Recently, an aphorism popped up in my Instagram feed, that said (I’m paraphrasing, and I can’t actually find it…) to pay attention to barriers, to obstacles, to closed doors, because they are keeping you out of spaces that aren’t safe for you. I often feel like I have to try to overcome them, to try harder, be better, function like everyone else at a great cost to myself, to try to prove that I have value.

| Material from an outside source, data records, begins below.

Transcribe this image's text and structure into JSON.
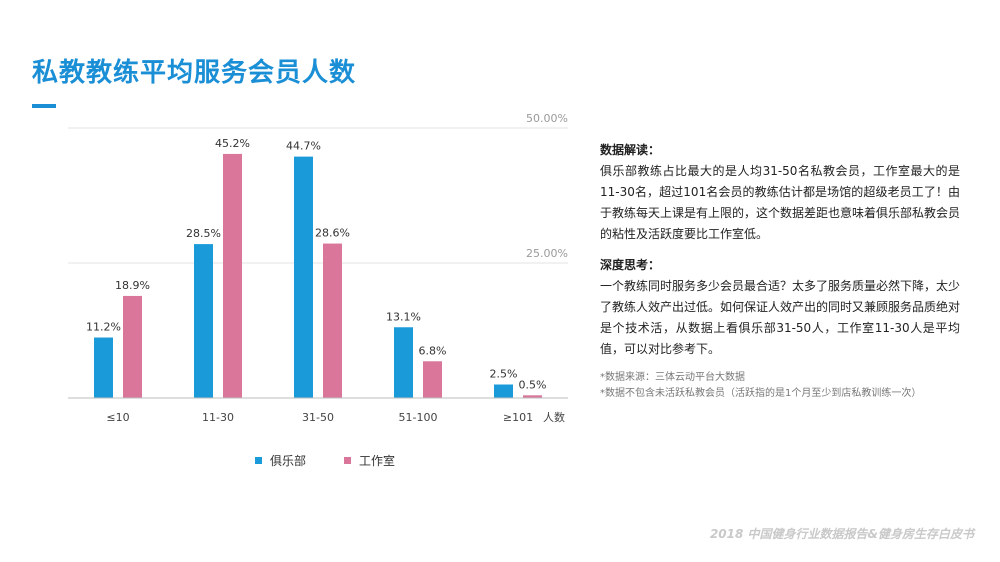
{
  "title": "私教教练平均服务会员人数",
  "chart_data": {
    "type": "bar",
    "categories": [
      "≤10",
      "11-30",
      "31-50",
      "51-100",
      "≥101"
    ],
    "series": [
      {
        "name": "俱乐部",
        "values": [
          11.2,
          28.5,
          44.7,
          13.1,
          2.5
        ],
        "labels": [
          "11.2%",
          "28.5%",
          "44.7%",
          "13.1%",
          "2.5%"
        ],
        "color": "#1a9ad9"
      },
      {
        "name": "工作室",
        "values": [
          18.9,
          45.2,
          28.6,
          6.8,
          0.5
        ],
        "labels": [
          "18.9%",
          "45.2%",
          "28.6%",
          "6.8%",
          "0.5%"
        ],
        "color": "#d9769a"
      }
    ],
    "xlabel": "人数",
    "ylim": [
      0,
      50
    ],
    "yticks": [
      {
        "value": 25,
        "label": "25.00%"
      },
      {
        "value": 50,
        "label": "50.00%"
      }
    ],
    "grid": true,
    "legend": "bottom"
  },
  "analysis": {
    "heading1": "数据解读：",
    "text1": "俱乐部教练占比最大的是人均31-50名私教会员，工作室最大的是11-30名，超过101名会员的教练估计都是场馆的超级老员工了！由于教练每天上课是有上限的，这个数据差距也意味着俱乐部私教会员的粘性及活跃度要比工作室低。",
    "heading2": "深度思考：",
    "text2": "一个教练同时服务多少会员最合适？太多了服务质量必然下降，太少了教练人效产出过低。如何保证人效产出的同时又兼顾服务品质绝对是个技术活，从数据上看俱乐部31-50人，工作室11-30人是平均值，可以对比参考下。",
    "note1": "*数据来源：三体云动平台大数据",
    "note2": "*数据不包含未活跃私教会员（活跃指的是1个月至少到店私教训练一次）"
  },
  "footer": "2018 中国健身行业数据报告&健身房生存白皮书"
}
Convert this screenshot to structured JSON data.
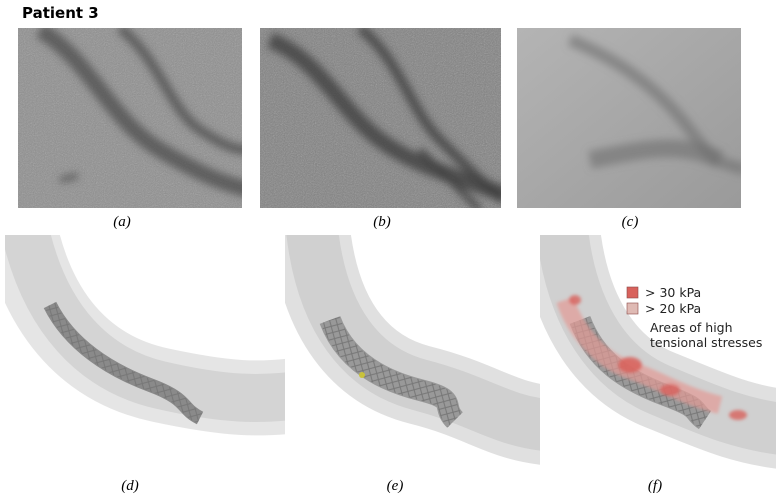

I’m now looking at the barriers for me to stay in academia: the drastic reduction of jobs in my field over the past ten years, with no signs of improvement; the precariousness of adjuncting even under the best of circumstances; the exhaustion and anger and worthlessness and sorrow I experience from institutional exclusion and ableism. And I see that, at least for now, I have to take these as indications that this is a space that is dangerous for me to continue to try to be in.

And I’m sorry, not just for me, for the life I had imagined I’d have, for the joy I find in teaching, and in research, and in academic inquiry, but for the students I might have had. I’m very open with my students about my identity markers, which include being physically disabled and neurodivergent. Last semester, I had a student take my class specifically because she had experienced so much ableism based on her neurodivergence, she felt my class was one of the places she could create work to her fullest potential, simply because I had a basic understanding of neurodivergence and disability theory. Every semester I meet with students who are queer, or trans, or students of color, or students from colonized backgrounds (Puerto Rican, Native, etc.), students who have few other people to ask for support, mentorship, guidance in even this most progressive, inclusive, diverse of Ivy league academic institutions.

There was an article I came across recently about the disproportional burden on faculty from marginalized backgrounds, specifically because there are so few of them, and so many students who needed mentorship and support from people who share their lived experiences. This study included how much that disproportional burden falls on adjunct or precarious professors, because so few professors from marginalized backgrounds ever make it into the tenure track, much less receive tenure. I think about that study, and about ableism, and capitalism, and colonialism, and all of the isms that make up the kyriarchy, and I feel heartbroken. And I am beginning to accept that those closed doors are closed for a reason, and that reason isn’t only about exclusion, but perhaps I can learn to see it as preservation—signals that are keeping me out of spaces that could be even more dangerous for me.